Yardryk smiled tightly and lifted his hand with the careless indolence of an indulged and haughty emperor.

And the purple snake rose and straightened into a smooth, high archway, rooted in the two braziers, and hauled Korryk off his feet, still clinging to the two spheres that were now embedded in the curving purple arc of magic, well off the ground.

"I
—help,
Yardryk! I can't let go!"

"No," the wizard replied, almost purring in satisfaction. "You can't."

There was a crackling in the air, a sudden tension and heaviness that shouted silently that something powerful was about to happen.

As the warrior started to kick wildly, thrashing his arms in increasingly frantic attempts to get free, the air along the inside of the purple column started to shimmer, like the air above a raging fire. Within its shimmering, the shadowy dimness of the cellar room split apart like tearing canvas, to reveal a larger, slightly better lit chamber beyond, a cavernous space that was certainly not visible outside the purple arch.

Something was moving in that larger hall, something—no, several somethings—that flapped and glided, flying swiftly nearer...

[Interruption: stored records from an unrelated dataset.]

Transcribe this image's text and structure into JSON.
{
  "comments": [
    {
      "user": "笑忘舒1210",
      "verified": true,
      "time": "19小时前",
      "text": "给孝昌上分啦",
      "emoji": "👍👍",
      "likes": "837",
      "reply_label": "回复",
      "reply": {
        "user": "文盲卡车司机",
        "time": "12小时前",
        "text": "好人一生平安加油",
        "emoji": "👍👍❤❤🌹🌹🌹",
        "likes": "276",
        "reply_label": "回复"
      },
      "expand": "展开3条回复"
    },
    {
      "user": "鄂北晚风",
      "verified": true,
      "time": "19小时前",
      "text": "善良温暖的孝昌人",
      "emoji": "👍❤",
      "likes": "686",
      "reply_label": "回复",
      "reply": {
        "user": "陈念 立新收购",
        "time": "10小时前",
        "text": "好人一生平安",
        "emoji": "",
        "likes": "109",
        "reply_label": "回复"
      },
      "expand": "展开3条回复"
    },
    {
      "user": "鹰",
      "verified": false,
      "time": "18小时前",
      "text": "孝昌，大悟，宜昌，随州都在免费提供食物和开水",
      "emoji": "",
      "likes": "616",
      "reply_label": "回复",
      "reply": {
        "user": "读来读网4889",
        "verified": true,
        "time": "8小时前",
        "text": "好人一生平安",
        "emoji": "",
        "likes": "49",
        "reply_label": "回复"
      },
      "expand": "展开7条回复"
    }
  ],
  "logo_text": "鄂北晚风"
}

A trio of lorn, and then another, swooped through the arch and soared up to circle the cellar room of Deldragon's keep. Then they shot out of its doorway, wings raked back, heading elsewhere fast.

More lorn followed, and Dark Helms, too, a score or more of men in black armor, drawn swords in their hands and visors being swung down into place as they stepped into the gloom of the cellars.

"You see, Korryk," Yardryk said gloatingly, "just as you were ordered by our master to serve me, I was ordered to complete a specific task here: to construct a magical gate between our master's keep and this one. Unlike a tantlar, many living things like lorn and Dark Helms, for instance, can traverse a gate swiftly, at the same time. A tantlar-link can be destroyed very easily, by extinguishing the fire its destination tantlar is being warmed in, or removing that tantlar from the flames. This gate, however, feeds on magic hurled at it, and can even survive these braziers being extinguished or removed; it will only collapse when what powers it is gone. And it's powered by the life force of a living human, or humans."

"No!" the warrior shouted. "Noooo!"

"One such could have been the servant you killed," Yardryk added, with a ruthless smile. "Now, it's going to be you."

He turned his back and walked away, heading for the doorway of the cellar, where the trapped warrior's screams would be less deafening.